信長の対面に側近の河尻秀隆が座った。秀隆は状況を説明した。
「若武衛(義銀)様を津島の大橋屋敷までお送りました。今は落ち着いておられます。直ちに仇討ちしたいので兵を貸して欲しい、との事です」
信長は首脳陣に命じた。
「三日で兵を集めろ。
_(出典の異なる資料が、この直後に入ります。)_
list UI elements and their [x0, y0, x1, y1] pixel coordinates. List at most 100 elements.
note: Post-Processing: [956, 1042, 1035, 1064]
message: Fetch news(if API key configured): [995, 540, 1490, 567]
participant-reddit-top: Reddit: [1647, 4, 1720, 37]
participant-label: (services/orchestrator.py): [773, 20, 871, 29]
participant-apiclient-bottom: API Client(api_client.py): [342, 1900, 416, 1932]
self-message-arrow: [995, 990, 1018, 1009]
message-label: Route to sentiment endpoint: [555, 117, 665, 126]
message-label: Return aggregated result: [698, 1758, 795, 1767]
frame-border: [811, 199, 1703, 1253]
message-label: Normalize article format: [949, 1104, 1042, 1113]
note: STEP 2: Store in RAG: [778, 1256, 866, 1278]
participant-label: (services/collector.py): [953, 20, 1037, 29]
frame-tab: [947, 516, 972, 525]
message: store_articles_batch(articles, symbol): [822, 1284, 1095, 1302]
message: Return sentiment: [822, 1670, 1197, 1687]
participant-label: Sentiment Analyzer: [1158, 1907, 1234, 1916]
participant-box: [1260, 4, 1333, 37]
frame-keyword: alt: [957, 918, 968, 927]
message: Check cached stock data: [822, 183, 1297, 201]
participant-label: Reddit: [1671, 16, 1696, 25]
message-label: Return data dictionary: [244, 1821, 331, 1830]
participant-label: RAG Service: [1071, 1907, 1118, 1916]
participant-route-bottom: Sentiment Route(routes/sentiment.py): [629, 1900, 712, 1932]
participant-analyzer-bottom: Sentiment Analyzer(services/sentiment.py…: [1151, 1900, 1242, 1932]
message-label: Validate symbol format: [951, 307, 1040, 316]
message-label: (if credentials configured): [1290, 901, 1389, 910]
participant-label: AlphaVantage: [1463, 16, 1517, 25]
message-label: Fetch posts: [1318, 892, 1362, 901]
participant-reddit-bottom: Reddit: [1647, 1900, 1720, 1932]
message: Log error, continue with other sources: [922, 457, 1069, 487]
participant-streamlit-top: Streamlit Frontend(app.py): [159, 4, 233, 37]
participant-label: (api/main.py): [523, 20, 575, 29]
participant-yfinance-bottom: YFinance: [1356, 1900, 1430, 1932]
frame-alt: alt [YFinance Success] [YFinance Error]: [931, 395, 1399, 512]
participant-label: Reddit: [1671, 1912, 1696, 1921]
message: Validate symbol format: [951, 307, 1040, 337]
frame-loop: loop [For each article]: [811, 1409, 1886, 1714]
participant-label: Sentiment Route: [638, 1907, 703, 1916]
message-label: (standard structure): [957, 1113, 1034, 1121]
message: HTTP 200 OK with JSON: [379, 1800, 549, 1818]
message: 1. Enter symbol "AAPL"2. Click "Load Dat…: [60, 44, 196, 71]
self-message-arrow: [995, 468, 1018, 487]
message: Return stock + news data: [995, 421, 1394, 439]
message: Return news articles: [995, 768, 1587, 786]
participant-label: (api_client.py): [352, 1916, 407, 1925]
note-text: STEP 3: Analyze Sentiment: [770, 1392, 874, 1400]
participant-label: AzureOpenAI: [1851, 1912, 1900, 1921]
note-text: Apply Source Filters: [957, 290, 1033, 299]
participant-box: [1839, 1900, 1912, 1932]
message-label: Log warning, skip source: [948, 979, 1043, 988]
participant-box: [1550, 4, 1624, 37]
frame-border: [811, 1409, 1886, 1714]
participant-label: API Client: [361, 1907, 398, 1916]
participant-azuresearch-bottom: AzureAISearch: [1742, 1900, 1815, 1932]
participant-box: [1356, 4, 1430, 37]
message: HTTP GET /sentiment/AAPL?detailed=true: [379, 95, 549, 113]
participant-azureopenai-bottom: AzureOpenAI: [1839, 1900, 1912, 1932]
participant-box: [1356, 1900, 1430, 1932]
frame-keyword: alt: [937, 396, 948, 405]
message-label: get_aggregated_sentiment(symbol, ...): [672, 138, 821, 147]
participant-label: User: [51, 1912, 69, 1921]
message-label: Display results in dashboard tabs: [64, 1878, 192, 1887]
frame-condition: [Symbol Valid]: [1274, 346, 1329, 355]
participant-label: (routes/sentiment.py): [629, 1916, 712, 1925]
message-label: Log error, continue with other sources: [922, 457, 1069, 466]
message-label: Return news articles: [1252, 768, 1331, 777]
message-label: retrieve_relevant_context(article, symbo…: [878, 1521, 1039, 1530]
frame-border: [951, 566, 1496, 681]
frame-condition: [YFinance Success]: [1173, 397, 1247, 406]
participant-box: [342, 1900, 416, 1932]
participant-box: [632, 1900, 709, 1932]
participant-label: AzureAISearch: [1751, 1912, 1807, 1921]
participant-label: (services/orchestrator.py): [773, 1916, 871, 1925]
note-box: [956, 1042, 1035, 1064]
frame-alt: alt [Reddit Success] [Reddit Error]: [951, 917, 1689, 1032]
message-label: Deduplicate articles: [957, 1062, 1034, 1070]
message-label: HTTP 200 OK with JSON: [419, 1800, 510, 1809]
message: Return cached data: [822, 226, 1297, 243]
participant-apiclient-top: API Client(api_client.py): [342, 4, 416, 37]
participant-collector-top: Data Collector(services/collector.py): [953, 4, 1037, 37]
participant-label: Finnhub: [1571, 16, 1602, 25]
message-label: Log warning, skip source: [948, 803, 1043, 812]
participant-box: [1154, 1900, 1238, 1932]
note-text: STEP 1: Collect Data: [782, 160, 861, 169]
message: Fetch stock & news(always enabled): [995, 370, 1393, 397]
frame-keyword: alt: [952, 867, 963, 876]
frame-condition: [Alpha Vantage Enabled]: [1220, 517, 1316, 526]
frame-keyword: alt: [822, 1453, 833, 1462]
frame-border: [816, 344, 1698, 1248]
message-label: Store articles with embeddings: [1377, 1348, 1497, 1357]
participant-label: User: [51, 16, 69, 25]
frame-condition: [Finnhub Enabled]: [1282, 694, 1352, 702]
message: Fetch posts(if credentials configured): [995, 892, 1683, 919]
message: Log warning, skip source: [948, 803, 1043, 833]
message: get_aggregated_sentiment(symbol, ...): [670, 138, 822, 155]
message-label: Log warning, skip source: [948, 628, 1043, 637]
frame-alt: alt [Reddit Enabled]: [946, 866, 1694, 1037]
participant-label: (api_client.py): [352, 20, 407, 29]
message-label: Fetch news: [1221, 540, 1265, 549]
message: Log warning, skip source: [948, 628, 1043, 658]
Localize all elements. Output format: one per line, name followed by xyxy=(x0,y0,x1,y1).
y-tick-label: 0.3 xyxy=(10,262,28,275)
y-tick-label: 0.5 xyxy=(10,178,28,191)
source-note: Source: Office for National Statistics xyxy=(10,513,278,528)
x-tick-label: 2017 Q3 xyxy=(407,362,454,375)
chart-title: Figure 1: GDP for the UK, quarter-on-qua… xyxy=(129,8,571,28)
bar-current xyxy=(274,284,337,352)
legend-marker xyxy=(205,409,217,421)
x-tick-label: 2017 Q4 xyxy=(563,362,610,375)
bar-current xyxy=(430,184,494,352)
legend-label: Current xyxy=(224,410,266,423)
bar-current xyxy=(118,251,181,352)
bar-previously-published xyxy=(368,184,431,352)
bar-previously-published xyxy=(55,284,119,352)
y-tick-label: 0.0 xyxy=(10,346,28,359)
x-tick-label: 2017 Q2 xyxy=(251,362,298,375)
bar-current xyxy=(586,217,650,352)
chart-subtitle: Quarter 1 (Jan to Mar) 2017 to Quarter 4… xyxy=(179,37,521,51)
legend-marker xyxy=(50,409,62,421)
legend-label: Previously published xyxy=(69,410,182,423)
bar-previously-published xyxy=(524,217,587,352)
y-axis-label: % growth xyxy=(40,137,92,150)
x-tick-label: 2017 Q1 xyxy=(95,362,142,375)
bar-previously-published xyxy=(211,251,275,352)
十七日にここに集まり、十八日の初七日に清州衆を討つ。
この戦いの勝利は大きいぞ。全員、念を入れて準備するように」
柴田勝家が注文を付けた。
「恐れながら上総介様。
この戦いの総大将を私に任せていただきたい」
「それは弟がそう言ってるのか?主君殺しの悪党を倒したのはこの信勝だ、と言いたい?」
「はい。この条件が飲めないなら兵は出さないとの事です」
信長派の家臣は勝家を睨んだ。
勝家は戦場の無数の矢にもひるまない男だった。家臣の憎しみの視線を浴びても堂々としていた。
信長は条件を飲んだ。
「まあ、しょうがないな。しかし負けは何としても許さないぞ」
「お任せください。必ず勝ちましょう」
会議は終わった。出席者は広間を退室した。
勝家と丹羽長秀は並んで廊下を歩いた。長秀は彼を気遣った。
「お互い主君が大たわけで苦労するな。転職の相談ならいつでも乗るぞ?」
勝家は何も答えなかった。
会議の後、信長は叔父の信光、大叔父の秀敏、信勝派の重臣佐久間信盛を館内の私室に密かに呼んだ。
信盛は末森城内の状況を報告した。
筆頭重臣の林兄弟が信勝を焚き付けている事。信勝もすっかりその気で、周囲に自分を「弾正忠(織田家の当主が使う名乗り)」と呼ばせている事。重臣の柴田勝家、佐久間盛重は信勝の動きを苦々しく思っている事。
信盛は最近転職した訳ではなく、家督継承当初から信長派だった。彼は末森城に送り込まれたスパイだった。
信盛は退却戦が得意で「退き佐久間」というあだ名を持っていたが、経歴を見ると謀略面での功績が目立つ。長篠の戦いでは武田家に偽りの寝返りを申し出て、武田軍を三千丁の鉄砲が待つ決戦場に誘き出した。